Azerbaijan to spend from cash reserves to finance budget deficit

19talk-baku-slide-W3M5-superJumbo Baku’s cash reserves are not very big and the decrease in its revenues, triggered by the fall in prices, will probably be amplified by a drop in its export volumes.

Petrostrategies, a French think tank reviews the impact of the continuing drop of oil prices on Azerbaijan’s economy. In their weekly magazine “The World Energy” (January 26, 2015) analysts of the firm write that “Azerbaijan will have to withdraw from its cash reserves to finance a bigger budget deficit in 2015.”

Azerbaijan is one of the rare oil exporters (like Saudi Arabia) to have decided against lowering their budgetary expenditure in 2015, despite the fall in crude oil prices. Yet Baku’s cash reserves are not very big and the decrease in its revenues, triggered by the fall in prices, will probably be amplified by a drop in its export volumes, since at best, its production will be able to remain stable while its consumption continues to grow. Another noteworthy fact is that the new Azeri budget forecasts a 5.8% rise in the State’s revenues in 2015, to $24.9 billion, although the crude price that it uses as a benchmark has been lowered. This price shrinks from $100/b in the 2014 budget to $90/b in the new one, thus basing itself on the price of the BTC blend that was in force in October, when the 2015 budget was being established. But since then, this price has fallen to $48.7/b. In 2014, the average BTC price stood at $101.8/b, slightly exceeding the budget scenario. But the outlook does not bode so well for 2015.

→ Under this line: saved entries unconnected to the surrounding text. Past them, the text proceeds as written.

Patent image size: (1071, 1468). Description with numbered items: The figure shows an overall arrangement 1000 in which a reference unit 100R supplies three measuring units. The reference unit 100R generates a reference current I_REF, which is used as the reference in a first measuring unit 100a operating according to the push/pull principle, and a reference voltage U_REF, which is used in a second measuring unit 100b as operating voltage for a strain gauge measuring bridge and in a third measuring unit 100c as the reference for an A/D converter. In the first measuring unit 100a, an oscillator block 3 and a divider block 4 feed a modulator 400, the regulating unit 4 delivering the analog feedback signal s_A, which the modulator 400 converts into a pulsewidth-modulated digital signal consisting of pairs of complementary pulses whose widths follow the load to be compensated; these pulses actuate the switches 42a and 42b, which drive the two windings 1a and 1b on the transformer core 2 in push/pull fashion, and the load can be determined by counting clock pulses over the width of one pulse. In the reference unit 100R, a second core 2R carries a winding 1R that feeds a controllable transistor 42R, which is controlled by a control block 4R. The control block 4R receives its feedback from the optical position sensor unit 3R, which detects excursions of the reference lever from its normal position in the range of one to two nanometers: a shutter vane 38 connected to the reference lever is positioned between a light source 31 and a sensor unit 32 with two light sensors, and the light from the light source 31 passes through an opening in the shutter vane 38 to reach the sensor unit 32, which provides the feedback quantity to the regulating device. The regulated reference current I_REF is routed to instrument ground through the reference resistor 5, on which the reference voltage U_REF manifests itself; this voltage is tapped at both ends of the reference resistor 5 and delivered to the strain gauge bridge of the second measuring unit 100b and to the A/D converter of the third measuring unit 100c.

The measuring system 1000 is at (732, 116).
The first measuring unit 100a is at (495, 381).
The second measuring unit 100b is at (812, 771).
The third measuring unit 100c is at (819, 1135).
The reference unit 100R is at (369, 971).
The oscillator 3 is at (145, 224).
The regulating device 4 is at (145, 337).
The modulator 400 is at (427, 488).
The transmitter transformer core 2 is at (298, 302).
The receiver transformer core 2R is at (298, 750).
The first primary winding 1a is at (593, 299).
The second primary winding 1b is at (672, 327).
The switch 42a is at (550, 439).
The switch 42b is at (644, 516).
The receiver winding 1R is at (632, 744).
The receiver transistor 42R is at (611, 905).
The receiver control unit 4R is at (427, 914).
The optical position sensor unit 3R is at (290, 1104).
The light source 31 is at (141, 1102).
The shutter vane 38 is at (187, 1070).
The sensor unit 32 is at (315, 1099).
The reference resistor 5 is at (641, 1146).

Baku has also raised its budgetary expenditure for 2015, to $27 billion. It is thus projecting a face deficit of around $2 billion. But if the sales price of its crude oil averages at around $55-$60/b in 2015 (a level close to analysts’ current consensus), instead of the planned $90/b, its oil and gas revenues could be halved, plummeting to $10-11 billion. Its budgetary deficit could thus increase by at least $7 to $8 billion, nudging close to the $10-billion mark. It will then have to make further withdrawals from its oil cash reserves, which are handled by the State Oil Fund of Azerbaijan (Sofaz). These reserves stood at $37 billion at the end of 2014 and could therefore end 2015 at some $27 or $28 billion.

petrostrategies

Sofaz is funded by oil revenues generated through taxation and via the share of the profit oil that the State is due. Each year, the presidential decree that enacts the Azerbaijan budget indicates in its last article a deficit amount “that does not take Sofaz’ incomes into account”.

For 2015, the stated amount is $19.8 billion, i.e. 9.7% higher than 2014. Nearly 77% of the State’s oil revenues are transferred to Sofaz, that in turn contributes to the budgetary revenues, which would be in the red without this contribution. Sofaz thus covered 58.2% of the budget’s revenues in 2013. The remaining so-called “direct” oil revenues, account for the taxes that the state-owned firms (such as Socar) pay to the Treasury. They amount to some 23% of Azerbaijan’s oil revenues and in 2013 covered around 12% of its budgetary revenues.Azerbaijan state budget balance

In 2014, the Azeri hydrocarbon sector paid the Public Treasury $3.6 billion in taxes, including Socar’s “direct” contributions. For their part, foreign firms (producers and contractors) paid $19.2 billion. The State’s combined oil revenues thus came to a total of $22.8 billion. With some $7.3 billion planned, non-oil revenues are expected to cover around 30% of the budgetary revenues in 2015. Baku is trying to increase these. Thus, at the beginning of 2015, a series of new excise duties was introduced (on the import of gold and precious stones, and on the revenues from bank deposits etc.) and certain existing duties (on tobacco, alcohol, car imports etc.) have been raised sharply. But rates on income tax and VAT have remained unchanged and President Ilham Aliyev has ordered the cancellation of a 3% rise on the price of motor fuels, which had been announced on January 12. The price of Super 92 was thus kept at $0.90/liter at the pump and that of diesel at $0.77/liter.

Maintaining income tax and VAT rates and freezing motor fuel prices reflect a promise made by President Aliyev to avoid the Azeri population from feeling the pinch from the fall in oil prices. Yet the increase in the domestic demand for oil products is proving to be a burden on the volumes available for exports, especially as oil production is continuing to fall, since the historic peak of 50.8 million b/d that was hit in 2010. In 2014, Azeri oil production (crude oil and condensate) fell by 6.3% compared with 2013, to 41.9 million tons. Since consumption had risen by around 4%, net oil exports shrank by more than 8%, to 34.7 million tons. Baku could have found consolation in the 12% rise in its gas production, to 18.7 bcm in 2015. But the price at which it exports this gas fell by 28% in 2014 (to $167/1,000 cu.m) and a new cut is being requested by its main client, Turkey, for 2015.